Recorrerás las mismas calles con el suave deleite de mirar y sentir que son tuyos los árboles del cielo. Tus amigos soñarán en los sitios que vigilaron siempre. Conversarás con los mismos fantasmas que vuelven de pronto la cabeza y te hacen creer que encarnarán ahora, precisamente ahora que no sigues. Volverás a los libros que te hicieron amar o descreer del mundo, a mirar casi enfrente el color y la forma del invierno, y dirás que el cielo ético y no la felicidad tan frágil por lo lueñe es lo que importa para una vida grande. Volverás a la iglesia donde en los prados del atrio veías las rosas nacer, crecer, pulverizarse, y en la capilla lateral llorarás de nuevo sin mirarla. Verás morir a los mismos amigos, los que alguna vez creíste que podrían volver tarde o temprano, y tendrás cerca las mismas mujeres que tarde o temprano, por error o sacrificio, perderás.

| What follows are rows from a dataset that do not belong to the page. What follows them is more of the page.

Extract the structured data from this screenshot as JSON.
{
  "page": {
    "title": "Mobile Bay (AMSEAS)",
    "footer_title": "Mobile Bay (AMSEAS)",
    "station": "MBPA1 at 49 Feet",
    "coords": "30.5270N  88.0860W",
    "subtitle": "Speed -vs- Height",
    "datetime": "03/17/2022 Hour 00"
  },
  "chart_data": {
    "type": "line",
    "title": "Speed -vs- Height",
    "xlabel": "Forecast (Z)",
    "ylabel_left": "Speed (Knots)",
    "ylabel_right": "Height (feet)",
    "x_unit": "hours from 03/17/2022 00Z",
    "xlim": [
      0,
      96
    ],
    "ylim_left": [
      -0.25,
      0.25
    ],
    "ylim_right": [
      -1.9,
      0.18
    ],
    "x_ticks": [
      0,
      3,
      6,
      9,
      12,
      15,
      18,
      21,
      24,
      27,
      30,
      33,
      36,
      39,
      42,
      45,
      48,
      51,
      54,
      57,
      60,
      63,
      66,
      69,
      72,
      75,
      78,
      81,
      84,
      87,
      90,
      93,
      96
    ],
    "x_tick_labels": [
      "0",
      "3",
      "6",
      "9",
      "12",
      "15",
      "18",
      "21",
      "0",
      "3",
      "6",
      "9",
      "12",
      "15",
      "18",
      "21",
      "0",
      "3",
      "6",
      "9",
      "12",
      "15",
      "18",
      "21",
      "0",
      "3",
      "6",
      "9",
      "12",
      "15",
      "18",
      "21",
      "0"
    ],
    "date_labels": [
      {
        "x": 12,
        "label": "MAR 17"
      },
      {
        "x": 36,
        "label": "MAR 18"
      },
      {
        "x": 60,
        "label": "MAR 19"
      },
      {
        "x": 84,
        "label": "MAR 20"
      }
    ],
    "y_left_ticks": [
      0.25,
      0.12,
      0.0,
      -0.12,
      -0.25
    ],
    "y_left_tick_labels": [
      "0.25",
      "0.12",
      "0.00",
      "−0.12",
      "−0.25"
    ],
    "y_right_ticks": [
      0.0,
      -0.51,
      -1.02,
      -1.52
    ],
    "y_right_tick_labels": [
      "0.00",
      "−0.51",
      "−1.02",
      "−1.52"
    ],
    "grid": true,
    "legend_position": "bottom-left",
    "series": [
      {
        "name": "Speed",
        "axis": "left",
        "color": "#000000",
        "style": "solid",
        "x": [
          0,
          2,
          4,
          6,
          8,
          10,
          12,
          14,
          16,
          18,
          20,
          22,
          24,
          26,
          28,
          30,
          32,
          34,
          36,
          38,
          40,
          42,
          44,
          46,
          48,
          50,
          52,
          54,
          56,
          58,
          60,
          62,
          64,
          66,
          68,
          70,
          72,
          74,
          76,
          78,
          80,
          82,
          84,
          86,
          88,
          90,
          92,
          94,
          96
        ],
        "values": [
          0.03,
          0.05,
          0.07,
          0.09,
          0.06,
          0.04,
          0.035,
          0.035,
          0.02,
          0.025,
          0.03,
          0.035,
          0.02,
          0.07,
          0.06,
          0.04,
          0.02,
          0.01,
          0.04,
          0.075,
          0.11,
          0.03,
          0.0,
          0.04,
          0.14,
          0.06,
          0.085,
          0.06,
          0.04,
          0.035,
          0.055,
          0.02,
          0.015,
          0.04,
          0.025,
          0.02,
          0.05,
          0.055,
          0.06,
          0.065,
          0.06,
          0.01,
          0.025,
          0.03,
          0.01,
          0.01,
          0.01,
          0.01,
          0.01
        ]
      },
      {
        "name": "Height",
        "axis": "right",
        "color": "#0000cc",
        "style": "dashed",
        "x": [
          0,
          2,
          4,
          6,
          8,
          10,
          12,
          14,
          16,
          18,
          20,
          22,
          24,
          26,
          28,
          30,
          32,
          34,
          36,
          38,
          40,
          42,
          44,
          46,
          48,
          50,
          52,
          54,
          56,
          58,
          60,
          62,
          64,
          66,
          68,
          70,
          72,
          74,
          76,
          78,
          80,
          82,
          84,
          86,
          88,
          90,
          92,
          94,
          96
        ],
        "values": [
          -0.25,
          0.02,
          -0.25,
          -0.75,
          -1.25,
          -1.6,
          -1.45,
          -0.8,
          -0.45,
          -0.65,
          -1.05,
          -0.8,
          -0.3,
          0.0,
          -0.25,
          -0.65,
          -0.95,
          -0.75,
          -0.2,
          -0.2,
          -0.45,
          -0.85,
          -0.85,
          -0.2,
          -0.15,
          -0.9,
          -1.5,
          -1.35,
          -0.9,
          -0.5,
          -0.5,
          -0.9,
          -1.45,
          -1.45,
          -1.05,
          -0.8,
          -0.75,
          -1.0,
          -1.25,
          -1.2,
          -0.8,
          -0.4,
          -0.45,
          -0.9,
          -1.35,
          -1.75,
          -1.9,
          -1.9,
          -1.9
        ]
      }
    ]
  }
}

Amarás al paisaje y al arte griegos, al paisaje y al arte florentinos, la poesía stilnovista, el poema geométrico del Alighieri, el corazón al descubierto de Propercio y Giacomo Leopardi, las calles toledanas que crean vértigo, el sol como hilo de luz en el mar meridional, los azules inviernos en Córdoba y Sevilla, la belleza delineada de la mujer europea, el mar y las velas de Elytis cuya poesía era el sol, los cuadros que elevaban el alma de Sandro Botticelli, las muchachas delgadas y espléndidas que eran la bien ganada música, el crepúsculo inolvidable que te reveló aquella muchacha meridiana el día de los muertos del 1969, una tarde más triste que lluviosa en el parque de Manhattan, la furia del viento y del mar en San Francisco, el cielo de relámpagos de la ciudad de Colima en el junio feliz, la tibieza de las tardes en ciudad de México.
Pero grábalo: todo sucederá en los años que vivas sobre la tierra, en la única oportunidad que tendrás sobre la tierra.

Grábalo.

Grábalo.

(1982)

Inscripción en el ataúd

 

"Yo nací en febrero a la mitad del siglo y uno menos, y Dios me dibujó la cruz para vivírsela y las hadas me donaron cándidamente el sol negro de la melancolía. No fui un Propercio, un Góngora, un Vallejo, ¿y para qué escribir si uno no es un grande? Me conmoví hasta las lágrimas con historias de amor y de amistad y supe del amor y la amistad lo suficiente para no creer en ellos. No busqué la felicidad porque no creí merecerla ni me importó su triste importancia.
Escucha esto: la vida es y significa todo aun para los que no saben vivirla. Huye, busca el cielo profundo y el mar meridional, las muchachas delgadas y espléndidas, el camino del sueño y lo imposible, la poesía y el ángel, y vive esta vida como si fuera la única porque es la única. Y que la tierra me sea para siempre leve".